Almost immediately, she says her new online beau asked her to move to WhatsApp to communicate. That’s where the online romance escalated quickly.
“You know he says this is what we want to do, buy a house here, get married here and do this here,” she said.
They called each other “husband” and “wife” and there was even talk about children, a princess first, then their prince.
She said he laid it on thick, saying romantic things like “I feel so honored that I will spend my life loving you, protecting you, caring for you, taking care of you, and making you happy and joyful every day.”
They also talked business, and early on, he casually asked her if she had ever invested in bitcoin, boasting “I have done very well for myself”, and have a “masters in finance.” He assured her that he has been “investing in the bitcoin space for years.”
“He was very good at asking me questions and making me feel comfortable,” she said.
Within days, he had convinced her to wire thousands to legitimate crypto sites. Then, he told her she could make even more money on another platform. She says it seemed like she was making money hand over fist.
“It just would double, and triple and quadruple and I just invested more and more. I can only equate it to gambling,” she said
But, private investigator Al Ristuccia says the new platform was a scam site and her online lover was just pocketing her money.

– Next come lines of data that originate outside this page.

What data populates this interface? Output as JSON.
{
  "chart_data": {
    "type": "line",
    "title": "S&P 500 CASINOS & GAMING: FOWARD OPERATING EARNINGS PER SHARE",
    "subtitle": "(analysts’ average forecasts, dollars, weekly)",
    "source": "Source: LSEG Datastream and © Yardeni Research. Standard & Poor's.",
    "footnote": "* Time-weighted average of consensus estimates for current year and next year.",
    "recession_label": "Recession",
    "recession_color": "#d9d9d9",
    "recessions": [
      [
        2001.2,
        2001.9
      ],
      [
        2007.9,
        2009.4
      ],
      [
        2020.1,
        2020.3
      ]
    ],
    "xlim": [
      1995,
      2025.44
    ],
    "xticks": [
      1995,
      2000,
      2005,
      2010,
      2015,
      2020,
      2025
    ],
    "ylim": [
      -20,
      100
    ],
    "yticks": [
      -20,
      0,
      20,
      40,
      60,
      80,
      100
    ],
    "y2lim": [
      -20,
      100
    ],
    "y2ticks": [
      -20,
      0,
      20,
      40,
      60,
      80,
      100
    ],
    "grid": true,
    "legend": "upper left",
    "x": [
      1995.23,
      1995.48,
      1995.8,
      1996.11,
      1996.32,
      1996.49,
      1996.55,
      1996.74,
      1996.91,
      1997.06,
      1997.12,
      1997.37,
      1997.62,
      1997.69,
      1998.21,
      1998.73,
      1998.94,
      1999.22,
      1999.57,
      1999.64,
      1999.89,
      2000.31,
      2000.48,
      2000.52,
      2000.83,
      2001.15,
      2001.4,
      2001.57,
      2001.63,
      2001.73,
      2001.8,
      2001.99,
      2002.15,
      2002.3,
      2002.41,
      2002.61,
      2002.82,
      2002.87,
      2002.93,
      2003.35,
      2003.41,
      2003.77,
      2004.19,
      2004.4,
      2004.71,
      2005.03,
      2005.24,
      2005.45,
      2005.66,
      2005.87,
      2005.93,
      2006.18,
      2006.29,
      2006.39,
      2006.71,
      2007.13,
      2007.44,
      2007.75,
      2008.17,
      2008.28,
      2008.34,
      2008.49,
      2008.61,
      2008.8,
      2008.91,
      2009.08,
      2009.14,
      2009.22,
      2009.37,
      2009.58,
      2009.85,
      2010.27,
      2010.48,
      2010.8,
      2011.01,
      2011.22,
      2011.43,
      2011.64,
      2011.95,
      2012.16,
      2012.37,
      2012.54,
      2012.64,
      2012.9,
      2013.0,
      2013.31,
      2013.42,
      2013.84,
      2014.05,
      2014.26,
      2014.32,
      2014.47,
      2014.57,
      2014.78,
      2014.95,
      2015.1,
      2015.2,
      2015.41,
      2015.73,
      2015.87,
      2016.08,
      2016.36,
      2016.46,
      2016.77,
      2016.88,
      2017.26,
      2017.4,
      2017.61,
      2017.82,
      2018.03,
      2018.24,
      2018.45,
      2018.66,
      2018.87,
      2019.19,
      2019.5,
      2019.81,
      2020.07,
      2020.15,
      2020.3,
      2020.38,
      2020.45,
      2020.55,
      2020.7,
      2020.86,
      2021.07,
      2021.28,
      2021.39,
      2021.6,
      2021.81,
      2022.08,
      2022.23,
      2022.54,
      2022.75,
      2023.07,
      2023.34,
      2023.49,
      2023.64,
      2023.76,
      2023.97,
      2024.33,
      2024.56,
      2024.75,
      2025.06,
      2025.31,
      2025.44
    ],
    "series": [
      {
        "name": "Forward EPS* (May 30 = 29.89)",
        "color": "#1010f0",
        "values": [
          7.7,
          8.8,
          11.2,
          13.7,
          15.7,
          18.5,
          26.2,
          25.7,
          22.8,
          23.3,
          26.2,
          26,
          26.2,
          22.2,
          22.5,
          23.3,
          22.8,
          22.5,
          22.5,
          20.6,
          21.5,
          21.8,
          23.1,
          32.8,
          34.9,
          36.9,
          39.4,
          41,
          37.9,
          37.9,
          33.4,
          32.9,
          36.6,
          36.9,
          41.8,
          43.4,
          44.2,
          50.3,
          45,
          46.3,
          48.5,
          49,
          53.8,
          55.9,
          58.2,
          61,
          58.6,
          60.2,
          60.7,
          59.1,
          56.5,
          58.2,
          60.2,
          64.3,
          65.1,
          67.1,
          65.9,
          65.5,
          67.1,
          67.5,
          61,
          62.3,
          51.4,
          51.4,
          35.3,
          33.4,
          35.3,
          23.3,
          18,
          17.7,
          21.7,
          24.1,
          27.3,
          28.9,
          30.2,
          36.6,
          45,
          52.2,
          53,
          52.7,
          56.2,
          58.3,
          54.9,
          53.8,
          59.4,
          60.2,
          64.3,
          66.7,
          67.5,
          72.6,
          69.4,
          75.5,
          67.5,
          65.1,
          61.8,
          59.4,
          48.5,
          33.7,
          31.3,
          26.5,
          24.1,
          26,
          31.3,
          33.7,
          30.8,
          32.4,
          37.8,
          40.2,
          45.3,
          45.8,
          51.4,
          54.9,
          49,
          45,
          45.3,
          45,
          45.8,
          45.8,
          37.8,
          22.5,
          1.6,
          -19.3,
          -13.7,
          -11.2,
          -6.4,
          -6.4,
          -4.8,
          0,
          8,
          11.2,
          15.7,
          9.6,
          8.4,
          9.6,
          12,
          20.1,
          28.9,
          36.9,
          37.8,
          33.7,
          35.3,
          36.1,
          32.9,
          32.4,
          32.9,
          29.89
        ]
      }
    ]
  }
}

“Once she left Gemini, once she left Bitcoin, once she left the so called legitimate crypto currency platforms, that was it. Everything else was just a fraud, someone’s imagination if you will,” said Al Ristuccia.
Overall, she wired him $2.3 million over a five month period.
The money is gone and so is the man she thought would be her life partner. As soon as she started asking him about her life savings, he stopped responding.
There were red flags. The man who claimed to be “Bassam” would never video chat with her and he always had excuses why he couldn’t meet in person. He only wanted to communicate by Whatsapp and a quick reverse image search of the photos he sent show a model from Bulgaria, not a furniture company CEO in New York.
“I think she was vulnerable, she wanted to find someone she could have a relationship with and she thought this person was it,” said Al Ristuccia, private investigator.
A spokesperson with Luxy tells KCAL News: “While we are not able to share personal user data with third parties, we did so with the victim in this case, since it felt like the right thing to do. Additionally, the profile she came in contact with was banned a few hours after its creation on our platform.”
The woman reported his profile and asked to speak with customer service, but Luxy stopped responding when they eventually threatened a lawsuit seeking damages. The site does have warnings about fraud and warns its users to beware of requests for money.